Finally… The Truth About the Islamist Defeat in the Anbar Elections
Iraq held historic democratic elections in January.
The elections occurred without reports of major violence. The sectarian parties made gains and ral-Sadr’s radical party was trounced.
This was a magnificent day for Iraq.
Tribal groups, known as Awakening Councils, had hoped to win power in Anbar, believing they were entitled because of their contribution to routing al-Qaida.
Election officials have not released official figures from the balloting. Nevertheless, the Iraqi Islamic Party, a Sunni group that is part of the national government, said unofficial tallies showed it would retain control of the province.
Today, we finally hear the truth about the Anbar elections.
The Islamists lost… Big-time.
Nibraz Kazimi, Iraqi expert and blogger at the exceptional Talisman Gate, wrote about the final Anbar election results at The Hudson Institute today.
Nibraz reported on the devastating losses by the Islamist Parties in Anbar Province.
You won’t see this reported by the corrupt anti-Iraq media any time soon:
The results from Anbar were supposed to tell us whether tribes are to be a significant political player in Iraq’s future, and the answer is no. The traditional tribal forces had organized themselves within the ‘Tribes of Iraq List’ led by one of several contenders to the grand but ultimately hollow title of the ‘Prince of the Dulaim Tribe’, Ali Hatem al-Suleiman, in alliance with Hamid al-Hayis, a male nurse turned ferocious Al-Qaeda nemesis who had been the former director of the Iraqi National Congress’ office in Ramadi, the capital of Anbar. The Dulaim are by far the most populous tribe in the province. Yet this slate only got 4.5 percent of the vote.
The other Anbar list that most analysts take to be ‘tribal’ is not very tribal at all. It is led by Ahmad Abu Risha, brother to slain Awakening Councils founder Sattar Abu Risha. Their tribe is very small in number, numbering a few hundred. But Ahmad had shied away from tribalism, and billed himself and his coalition as one of urbane businessmen and administrators. They won by 17.1 percent, the second highest vote earners. A rival list, of similar composition headed by the former deputy head of the Iraqi Red Crescent Society, who also happens to be a tribal chief, managed to pull off a respectable 7.8 percent. In a sense, the ‘tribesman-turned-chic’ category was the second biggest winners of Anbar’s ballot.

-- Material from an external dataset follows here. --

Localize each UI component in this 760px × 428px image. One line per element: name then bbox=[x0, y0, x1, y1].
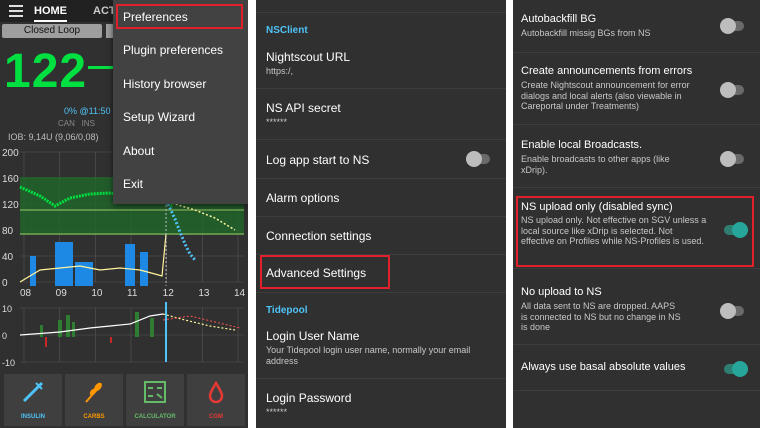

The foremost winners were the neo-Ba’athists, whose best-performing lists took in 17.6 percent, 6.6 percent and 4.6 percent respectively. The next governor of Anbar will probably be picked from their ranks, and Abu Risha has already signaled that he is willing to join their coalition.
The biggest and most unexpected loser was the Iraqi Islamic Party that had trumpeted itself as the leader of Iraq’s Sunnis. Here in Iraq’s most homogenous Sunni province, they only received 15.9 percent— even so, they are being accused of ballot stuffing to get this paltry showing. (Note: The Islamic Party won a majority in the 2005 Anbar elections. They also claimed to be the most significant national force among Iraq’s Sunnis.)
This is a remarkable defeat for Islamist politics in Sunni provinces, notwithstanding all the accusations of corruption and complicity with the ‘occupation’ leveled against the IP. For example, a more militant and equally well-funded Islamist list that had vocally supported the insurgency squeaked by with only 3.2 percent of the vote, reflecting the fact that fundamentalists have lost their footing among Sunnis in a general sense.
Nibraz Kazimi also scolds Team Obama for ever even considering “Zany” General Anthony Zinni for the job of U.S. ambassador to Iraq.